Importance and Uses of Data Analytics
Data analytics provide a critical component of a business’s probability of success. Gathering, sorting, analyzing, and presenting information can significantly enhance and benefit society, particularly in fields such as healthcare and crime prevention. But the uses of data analytics can be equally beneficial for small enterprises and startups that are looking for an edge over the business next door, albeit on a smaller scale,
Why Is Data Analytics Important?
Implementing data analytics into the business model means companies can help reduce costs by identifying more efficient ways of doing business. A company can also use data analytics to make better business decisions.
What Are the 4 Types of Data Analytics?
Data analytics is broken down into four basic types. Descriptive analytics describes what has happened over a given period. Diagnostic analytics focuses more on why something happened. Predictive analytics moves to what is likely going to happen in the near term. Finally, prescriptive analytics suggests a course of action.

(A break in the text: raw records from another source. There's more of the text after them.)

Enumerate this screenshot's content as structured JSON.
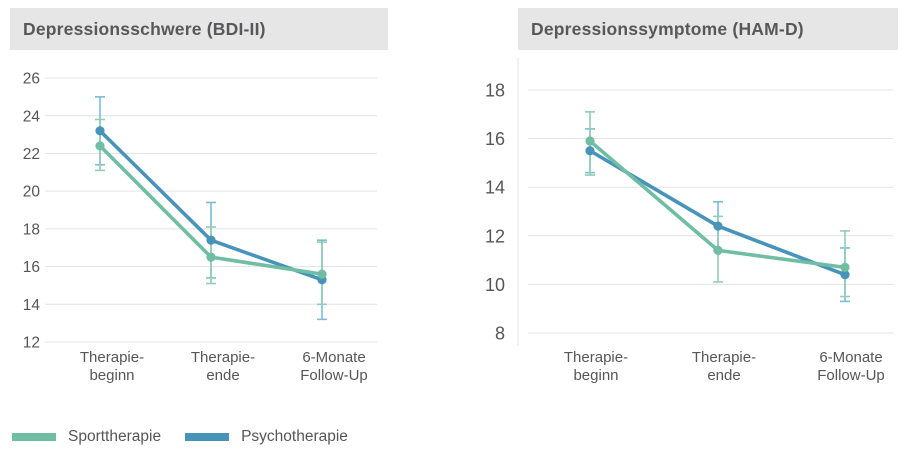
{
  "legend": {
    "items": [
      {
        "label": "Sporttherapie",
        "color": "#6fbda2"
      },
      {
        "label": "Psychotherapie",
        "color": "#4793ba"
      }
    ]
  },
  "chart_data": [
    {
      "type": "line",
      "title": "Depressionsschwere (BDI-II)",
      "categories": [
        [
          "Therapie-",
          "beginn"
        ],
        [
          "Therapie-",
          "ende"
        ],
        [
          "6-Monate",
          "Follow-Up"
        ]
      ],
      "xlabel": "",
      "ylabel": "",
      "ylim": [
        12,
        26
      ],
      "yticks": [
        26,
        24,
        22,
        20,
        18,
        16,
        14,
        12
      ],
      "grid": true,
      "error_bars": true,
      "legend_position": "bottom-left-shared",
      "series": [
        {
          "name": "Sporttherapie",
          "color": "#6fbda2",
          "error_color": "#93ccb6",
          "values": [
            22.4,
            16.5,
            15.6
          ],
          "error_low": [
            21.1,
            15.1,
            14.0
          ],
          "error_high": [
            23.8,
            18.1,
            17.3
          ]
        },
        {
          "name": "Psychotherapie",
          "color": "#4793ba",
          "error_color": "#7bbcda",
          "values": [
            23.2,
            17.4,
            15.3
          ],
          "error_low": [
            21.4,
            15.4,
            13.2
          ],
          "error_high": [
            25.0,
            19.4,
            17.4
          ]
        }
      ]
    },
    {
      "type": "line",
      "title": "Depressionssymptome (HAM-D)",
      "categories": [
        [
          "Therapie-",
          "beginn"
        ],
        [
          "Therapie-",
          "ende"
        ],
        [
          "6-Monate",
          "Follow-Up"
        ]
      ],
      "xlabel": "",
      "ylabel": "",
      "ylim": [
        8,
        18
      ],
      "yticks": [
        18,
        16,
        14,
        12,
        10,
        8
      ],
      "grid": true,
      "error_bars": true,
      "legend_position": "bottom-left-shared",
      "series": [
        {
          "name": "Sporttherapie",
          "color": "#6fbda2",
          "error_color": "#93ccb6",
          "values": [
            15.9,
            11.4,
            10.7
          ],
          "error_low": [
            14.5,
            10.1,
            9.5
          ],
          "error_high": [
            17.1,
            12.8,
            12.2
          ]
        },
        {
          "name": "Psychotherapie",
          "color": "#4793ba",
          "error_color": "#7bbcda",
          "values": [
            15.5,
            12.4,
            10.4
          ],
          "error_low": [
            14.6,
            11.4,
            9.3
          ],
          "error_high": [
            16.4,
            13.4,
            11.5
          ]
        }
      ]
    }
  ]
}
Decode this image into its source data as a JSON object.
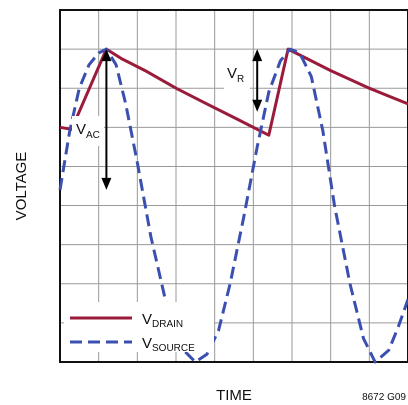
{
  "chart_data": {
    "type": "line",
    "title": "",
    "xlabel": "TIME",
    "ylabel": "VOLTAGE",
    "grid": true,
    "xlim": [
      0,
      9
    ],
    "ylim": [
      0,
      9
    ],
    "legend_position": "bottom-left",
    "footnote": "8672 G09",
    "series": [
      {
        "name": "V",
        "name_sub": "DRAIN",
        "color": "#9b1b3a",
        "style": "solid",
        "x": [
          0,
          0.3,
          1.2,
          1.6,
          2.2,
          3.0,
          3.8,
          4.6,
          5.4,
          5.9,
          7.0,
          8.0,
          9.0
        ],
        "y": [
          6.0,
          5.95,
          8.0,
          7.75,
          7.45,
          7.0,
          6.6,
          6.2,
          5.8,
          8.0,
          7.45,
          7.0,
          6.6
        ]
      },
      {
        "name": "V",
        "name_sub": "SOURCE",
        "color": "#3b4fb0",
        "style": "dashed",
        "x": [
          0,
          0.25,
          0.5,
          0.75,
          1.0,
          1.2,
          1.45,
          1.7,
          2.0,
          2.35,
          2.7,
          3.1,
          3.5,
          3.8,
          4.1,
          4.4,
          4.75,
          5.1,
          5.4,
          5.7,
          5.95,
          6.2,
          6.5,
          6.8,
          7.1,
          7.5,
          7.85,
          8.15,
          8.5,
          8.75,
          9.0
        ],
        "y": [
          4.4,
          5.9,
          7.0,
          7.6,
          7.9,
          8.0,
          7.6,
          6.6,
          5.1,
          3.2,
          1.7,
          0.4,
          0.0,
          0.2,
          0.8,
          2.0,
          3.7,
          5.5,
          6.9,
          7.7,
          8.0,
          7.9,
          7.3,
          5.9,
          4.0,
          2.0,
          0.6,
          0.0,
          0.3,
          0.9,
          1.6
        ]
      }
    ],
    "annotations": [
      {
        "main": "V",
        "sub": "AC"
      },
      {
        "main": "V",
        "sub": "R"
      }
    ]
  }
}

Who Is Using Data Analytics?
Data analytics has been adopted by several sectors where turnarounds can be quick, such as the travel and hospitality industry. Healthcare is another sector that combines the use of high volumes of structured and unstructured data, and data analytics can help in making quick decisions. The retail industry also uses large amounts of data to meet the ever-changing demands of shoppers.
The Bottom Line
Data analytics helps individuals and organizations make sure of their data in a world that's increasingly becoming reliant on information and gathering statistics. A set of raw numbers can be transformed using a variety of tools and techniques, resulting in informative, educational insights that drive decision-making and thoughtful management.